O yüzden yaşamının bir kısmını Osmanlılar'ın elinde tutsak olarak yaşadı. Osmanlılar'ın egemenliğini kabul ederek Eflak'ın başına geçti. Sonra yeniden Fatih Sultan Mehmed’e başkaldırdı. Ve üzerine yürüyen 20 bin Türk’ü kazıklara çakarak öldürdü. Buna kızan Fatih bizzat ordunun başına geçerek Vlad’a karşı sefere çıktı.
Türk askeri Targoviste'ye ulaştığında Sultan Mehmed ve askerleri yaklaşık 5 kilometre boyunca kazıklarla dizili kadın erkek ve çocuk cesedinin yanından geçtiler.
Ancak Dracul kaçmış, üstelik kaçarken de tüm kuyuları zehirleyerek ekinleri yakmıştı.
Hayvanları bile öldürttü. Hapishanelerdeki mahkumları, cüzzamlı ve vebalıları salıverdi ve Türklerin arasına karışmaya teşvik etti. Mahmut Paşa'nın hatıratına göre çok uzun mesafeler boyunca asker içilecek bir damla bile su bulamadı. Sıcak dayanılır gibi değildi
1474 yılında komutasına geçtiği bir askeri birlikle eflak beyliğini tekrar ele geçirmek üzere harekete geçti. Ancak bu olay Vlad'ın şimdi bile tam açıklığa kavuşmamış gizemli bir şekilde ölümüyle sonuçlandı. Ölümü şöyle hikaye edilmektedir: "Dracul'un ordusu Türkleri amansız bir şekilde keyifle öldürmeye başlamıştı. Dracul Türkleri öldürmekte olan askerlerini daha iyi görebilmek için bir tepeden aşağı doğru (askerleri ve arkadaşlarından ayrı bir şekilde) inmekte iken bazı askerleri onu Türk sanmıştır. Biri mızrağını saplar. Kendi askerlerinin kendisine saldırdığını gören Dracula kılıcıyla suikastçılarından beşini öldürür. Ancak aldığı çok sayıda mızrak darbesiyle sonunda öldürülür.
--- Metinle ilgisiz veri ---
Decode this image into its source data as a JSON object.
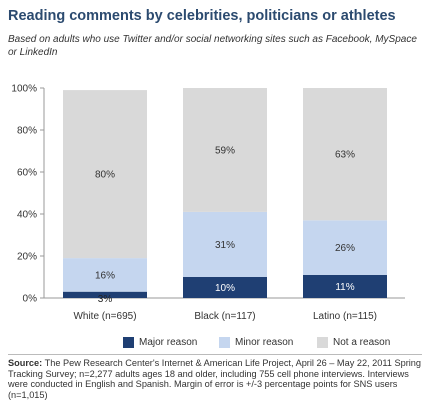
{
  "header": {
    "title": "Reading comments by celebrities, politicians or athletes",
    "subtitle": "Based on adults who use Twitter and/or social networking sites such as Facebook, MySpace or LinkedIn"
  },
  "chart_data": {
    "type": "bar",
    "stacked": true,
    "categories": [
      "White (n=695)",
      "Black (n=117)",
      "Latino (n=115)"
    ],
    "series": [
      {
        "name": "Major reason",
        "values": [
          3,
          10,
          11
        ],
        "color": "#1f3f73",
        "labels": [
          "3%",
          "10%",
          "11%"
        ]
      },
      {
        "name": "Minor reason",
        "values": [
          16,
          31,
          26
        ],
        "color": "#c5d6ef",
        "labels": [
          "16%",
          "31%",
          "26%"
        ]
      },
      {
        "name": "Not a reason",
        "values": [
          80,
          59,
          63
        ],
        "color": "#d9d9d9",
        "labels": [
          "80%",
          "59%",
          "63%"
        ]
      }
    ],
    "ylim": [
      0,
      100
    ],
    "yticks": [
      0,
      20,
      40,
      60,
      80,
      100
    ],
    "ytick_labels": [
      "0%",
      "20%",
      "40%",
      "60%",
      "80%",
      "100%"
    ],
    "legend_position": "bottom",
    "grid": false
  },
  "legend": {
    "items": [
      {
        "label": "Major reason",
        "color": "#1f3f73"
      },
      {
        "label": "Minor reason",
        "color": "#c5d6ef"
      },
      {
        "label": "Not a reason",
        "color": "#d9d9d9"
      }
    ]
  },
  "note": {
    "source_label": "Source:",
    "source_text": "The Pew Research Center's Internet & American Life Project, April 26 – May 22, 2011 Spring Tracking Survey; n=2,277 adults ages 18 and older, including 755 cell phone interviews. Interviews were conducted in English and Spanish. Margin of error is +/-3 percentage points for SNS users (n=1,015)"
  }
}
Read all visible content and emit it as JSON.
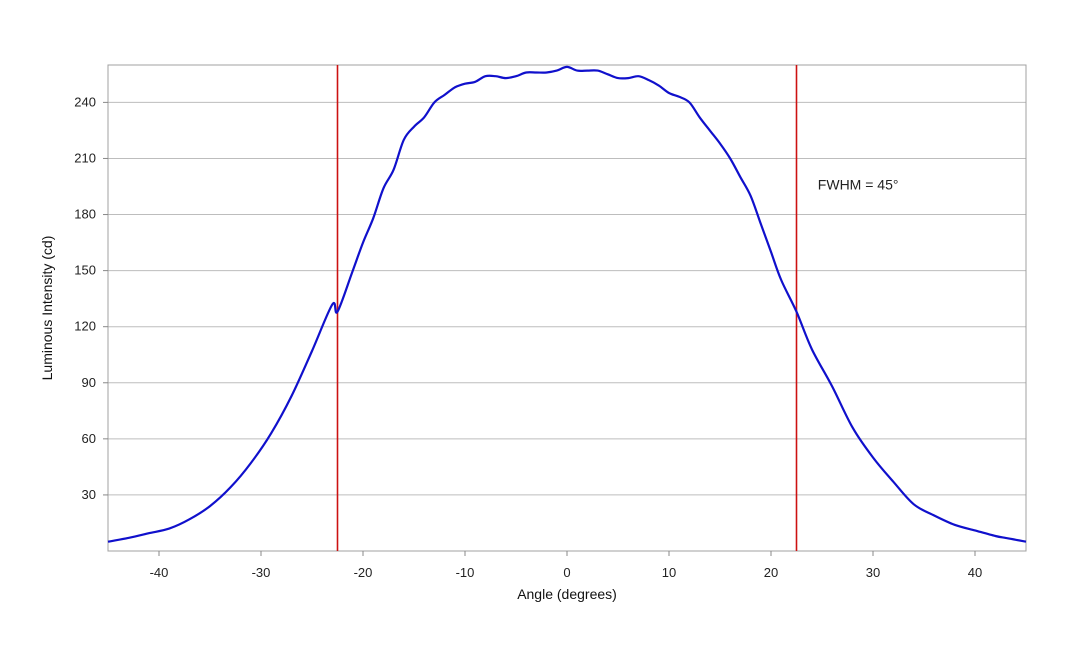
{
  "chart_data": {
    "type": "line",
    "title": "",
    "xlabel": "Angle (degrees)",
    "ylabel": "Luminous Intensity (cd)",
    "xlim": [
      -45,
      45
    ],
    "ylim": [
      0,
      260
    ],
    "x_ticks": [
      -40,
      -30,
      -20,
      -10,
      0,
      10,
      20,
      30,
      40
    ],
    "y_ticks": [
      30,
      60,
      90,
      120,
      150,
      180,
      210,
      240
    ],
    "grid": "horizontal",
    "series": [
      {
        "color": "#1010cc",
        "x": [
          -45,
          -43,
          -41,
          -39,
          -37,
          -35,
          -33,
          -31,
          -29,
          -27,
          -25,
          -23,
          -22.5,
          -21,
          -20,
          -19,
          -18,
          -17,
          -16,
          -15,
          -14,
          -13,
          -12,
          -11,
          -10,
          -9,
          -8,
          -7,
          -6,
          -5,
          -4,
          -3,
          -2,
          -1,
          0,
          1,
          2,
          3,
          4,
          5,
          6,
          7,
          8,
          9,
          10,
          11,
          12,
          13,
          14,
          15,
          16,
          17,
          18,
          19,
          20,
          21,
          22.5,
          24,
          26,
          28,
          30,
          32,
          34,
          36,
          38,
          40,
          42,
          43,
          44,
          45
        ],
        "y": [
          5,
          7,
          9.5,
          12,
          17,
          24,
          34,
          47,
          63,
          83,
          107,
          132,
          128,
          150,
          165,
          178,
          194,
          204,
          220,
          227,
          232,
          240,
          244,
          248,
          250,
          251,
          254,
          254,
          253,
          254,
          256,
          256,
          256,
          257,
          259,
          257,
          257,
          257,
          255,
          253,
          253,
          254,
          252,
          249,
          245,
          243,
          240,
          232,
          225,
          218,
          210,
          200,
          190,
          175,
          160,
          145,
          128,
          108,
          88,
          66,
          50,
          37,
          25,
          19,
          14,
          11,
          8,
          7,
          6,
          5
        ]
      }
    ],
    "vertical_lines": [
      {
        "x": -22.5,
        "color": "#cc1111"
      },
      {
        "x": 22.5,
        "color": "#cc1111"
      }
    ],
    "annotations": [
      {
        "text": "FWHM = 45°",
        "x": 24,
        "y": 196
      }
    ]
  }
}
Dracula’nın hayatı sonradan Bram Stoker'ın Drakula romanına ve Drakula filmlerine konu olmuştur.
Bu sadece tarihten bir örnek.
Osmanlının harem yaşantısını eleştirenler, Osmanlıyı inkar edenler ,öncelikle tarihe bir göz atarlarsa Osmanlının gittiği yerlerde yakaladığı esirlere nasıl muamele ettiğini,neler yaptığını görürler.
Bu günlerde bir zamanlar olduğu gibi yine Osmanlıyı karalama kampanyası başlatıldı. Ebesini,dedesini,Öz annesini,öz babasını,yakınlarını inkar edenler Osmanlıyı’da inkar etsin.
Elimde bir kitap var, ‘Padişah anaları’ diye …
Bu kitabı yazan yazmış da o zamanın Milli Eğitim Bakanlığı yayımlanmasına nasıl izin vermiş.Mideniz bulanmasın diye neler yazdığından bahsetmeyeceğim…
Gelin Osmanlı ile uğraşmayı bir kenara bırakalım tarihte yaşananlardan ders çıkaralım. İyi yönlerini alalım,kötü yönlerini atalım.Osmanlıyı kötülerken bugün kendisini ‘Cumhuriyet çocuğu’ diye nitelendirenlerin neler yaptığını görüyoruz.Birileri bir haltlar yiyor ise bunun faturasını da o zaman Cumhuriyet’e mi keselim.
Kimsenin Osmanlıyı kötülemek , karalamak ve inkar etmek haddine değil.Cumhuriyeti de…
Soysuz olanlara bir diyeceğim yok!
Onlara tek diyeceğim gidin Kazıklı Voyvoda’nın şatosunu gezin,belki soyunuza orada rastlarsınız…i
Bu arada Sanatçımız Leman Sam’ın biyoğrafisine baktım…1951 yılında İstanbul'da doğdu. Rumeli kökenlidir.